Substack: "On the Ground"

I stopped applying for jobs three months ago.

Not because I gave up-because the game stopped making sense.

I have a master's degree in data science from a good school. I graduated two years ago. I have applied to over 400 positions. I have received eleven interviews. Zero offers.

The positions I'm qualified for are being eliminated. The positions that remain want five years of experience with tools that didn't exist five years ago. The entry-level jobs that were supposed to build that experience are being done by AI systems that don't need to learn.

I could keep trying. I could get another certification, learn another framework, network more aggressively. I could perform the rituals of job-seeking with religious devotion, hoping that effort translates to outcome.

Or I could opt out.

I moved back in with my parents. I stopped buying things I don't need. I garden, I read, I help my elderly neighbors. I make a little money doing freelance work-ironically, the same AI tools that eliminated my job prospects make freelancing viable.
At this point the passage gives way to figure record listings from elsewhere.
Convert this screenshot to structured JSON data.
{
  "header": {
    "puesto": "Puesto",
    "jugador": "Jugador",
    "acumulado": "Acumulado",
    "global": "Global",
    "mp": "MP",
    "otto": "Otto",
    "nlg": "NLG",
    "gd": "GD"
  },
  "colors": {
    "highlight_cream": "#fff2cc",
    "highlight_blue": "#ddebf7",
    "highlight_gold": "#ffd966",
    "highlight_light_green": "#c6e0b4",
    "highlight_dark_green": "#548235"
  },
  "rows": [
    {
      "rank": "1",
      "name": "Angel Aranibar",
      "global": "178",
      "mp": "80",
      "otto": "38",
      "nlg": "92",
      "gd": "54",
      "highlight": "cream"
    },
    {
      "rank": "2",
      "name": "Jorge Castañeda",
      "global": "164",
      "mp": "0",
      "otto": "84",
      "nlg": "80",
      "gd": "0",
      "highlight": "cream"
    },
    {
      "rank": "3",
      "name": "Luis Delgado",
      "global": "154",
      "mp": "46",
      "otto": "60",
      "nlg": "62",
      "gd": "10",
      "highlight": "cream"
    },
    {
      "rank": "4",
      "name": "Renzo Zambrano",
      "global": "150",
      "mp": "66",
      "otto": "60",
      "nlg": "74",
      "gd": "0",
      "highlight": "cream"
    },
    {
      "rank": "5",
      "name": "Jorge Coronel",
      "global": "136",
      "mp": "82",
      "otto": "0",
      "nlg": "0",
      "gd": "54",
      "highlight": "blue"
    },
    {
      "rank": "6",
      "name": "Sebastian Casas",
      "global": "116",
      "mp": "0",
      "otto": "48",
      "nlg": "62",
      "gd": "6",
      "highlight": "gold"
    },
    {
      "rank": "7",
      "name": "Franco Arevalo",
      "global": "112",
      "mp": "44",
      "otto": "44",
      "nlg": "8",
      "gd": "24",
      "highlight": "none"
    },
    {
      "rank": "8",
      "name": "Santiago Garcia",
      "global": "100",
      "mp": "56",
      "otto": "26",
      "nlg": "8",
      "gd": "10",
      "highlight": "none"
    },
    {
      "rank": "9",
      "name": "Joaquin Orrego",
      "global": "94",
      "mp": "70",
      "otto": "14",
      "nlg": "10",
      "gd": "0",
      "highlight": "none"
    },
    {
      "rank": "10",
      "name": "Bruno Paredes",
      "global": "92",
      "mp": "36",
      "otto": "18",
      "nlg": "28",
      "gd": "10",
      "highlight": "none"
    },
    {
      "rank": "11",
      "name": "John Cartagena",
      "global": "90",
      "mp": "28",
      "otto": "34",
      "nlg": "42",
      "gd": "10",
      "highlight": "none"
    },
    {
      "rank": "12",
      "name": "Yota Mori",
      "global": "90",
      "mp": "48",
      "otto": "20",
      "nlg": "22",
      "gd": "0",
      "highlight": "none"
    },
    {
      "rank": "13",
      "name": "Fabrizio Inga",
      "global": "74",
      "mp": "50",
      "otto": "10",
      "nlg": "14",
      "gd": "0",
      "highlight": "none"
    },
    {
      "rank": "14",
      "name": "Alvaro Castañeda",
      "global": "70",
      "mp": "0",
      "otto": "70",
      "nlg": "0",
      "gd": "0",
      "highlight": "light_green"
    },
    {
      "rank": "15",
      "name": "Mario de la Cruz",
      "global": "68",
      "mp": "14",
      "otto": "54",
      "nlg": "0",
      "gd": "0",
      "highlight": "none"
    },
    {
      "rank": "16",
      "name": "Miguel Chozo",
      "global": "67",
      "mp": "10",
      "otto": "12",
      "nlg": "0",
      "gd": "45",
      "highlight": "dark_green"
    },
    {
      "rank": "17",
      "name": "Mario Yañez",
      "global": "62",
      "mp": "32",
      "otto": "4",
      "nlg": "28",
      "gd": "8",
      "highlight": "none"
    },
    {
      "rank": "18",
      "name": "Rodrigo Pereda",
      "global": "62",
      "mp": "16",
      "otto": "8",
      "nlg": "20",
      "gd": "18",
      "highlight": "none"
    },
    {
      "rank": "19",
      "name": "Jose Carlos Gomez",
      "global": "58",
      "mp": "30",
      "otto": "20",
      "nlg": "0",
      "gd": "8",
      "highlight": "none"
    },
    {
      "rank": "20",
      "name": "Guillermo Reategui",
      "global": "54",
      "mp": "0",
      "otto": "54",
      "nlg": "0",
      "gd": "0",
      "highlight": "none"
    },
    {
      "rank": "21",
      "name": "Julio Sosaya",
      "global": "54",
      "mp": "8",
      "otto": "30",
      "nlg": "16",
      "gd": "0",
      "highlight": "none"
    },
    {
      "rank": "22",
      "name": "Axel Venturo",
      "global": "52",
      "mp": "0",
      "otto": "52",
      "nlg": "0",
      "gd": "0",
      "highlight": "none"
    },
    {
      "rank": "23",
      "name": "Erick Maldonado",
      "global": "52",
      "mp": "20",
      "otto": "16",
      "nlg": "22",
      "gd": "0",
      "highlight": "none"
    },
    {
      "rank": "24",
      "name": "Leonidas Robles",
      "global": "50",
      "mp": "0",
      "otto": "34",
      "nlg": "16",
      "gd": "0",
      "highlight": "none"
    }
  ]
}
People call this "lying flat." They mean it as an insult, as if ambition is a moral virtue and opting out is moral failure. But I'm not lying down. I'm standing to the side. Watching. Waiting to see what comes next.

The economy wants me to compete for jobs that are disappearing, to take on debt for training that will be obsolete, to run faster on a treadmill that's accelerating beyond human pace.

I decline.

I don't know what the world will look like in five years. Nobody does. But I know I'd rather spend these years living than scrambling. Whatever comes next, I'll be rested.

Sometimes I wonder about the people who built this. The engineers and researchers at the labs, the ones who made the systems that made my degree worthless before I finished paying for it. Do they think about us? Do they know we exist?

Probably not. They're too busy changing the world to notice who gets changed.

Text message exchange
Aliah
Did you see the Hopkins thing?
Mum
The disease cures? Your dad sent it to half his cycling club. "My daughter worked on this" etc.
Aliah
Oh god. I said to keep it vague.
Mum
You know what he's like. Anyway - should I understand what you actually did, or just keep nodding?
Aliah
The memory systems. Helping the AI hold onto what it learns long enough to actually do research. It's good to see it help with something real. Been a strange few months.
Mum
Strange how?
Aliah
The same technology that's curing diseases is putting a lot of people out of work. Good things and hard things, all tangled up. Hard to know what to feel sometimes.
Mum
That does sound complicated, love. When are you coming to visit? It's been ages.
Aliah
I know. Maybe once this next phase settles down. I've started running again at least - finally using those trail shoes.
Mum
Good. We miss you. Don't be a stranger.
Aliah
I won't. Talk soon. Love you.
Hacker News
Omnis Q1 2027: Revenue up 60%, headcount down 15% (892 points, 634 comments)
top comment:

The internal efficiencies are the story here. They're using their own tools to reduce their own workforce. If an AI company can't make the math work without layoffs, what chance does anyone else have?

reply:

> what chance does anyone else have?

Depends what you mean by "make the math work." Revenue per employee is way up. Productivity is up. Shareholders are happy.

Employees, less so.

reply:

My friend was in that 15%. Senior researcher. Good work, no complaints. Got a meeting invite on a Tuesday morning, had a box by Tuesday afternoon.

The severance was generous. That's what everyone keeps saying. "At least the severance was generous."

reply:

This is the thing that gets me. The technology actually works. It's not a scam. It's genuinely making things more efficient, more productive, more capable. And that's exactly why it's terrifying.

If it didn't work, we could ignore it. But it works. So we can't.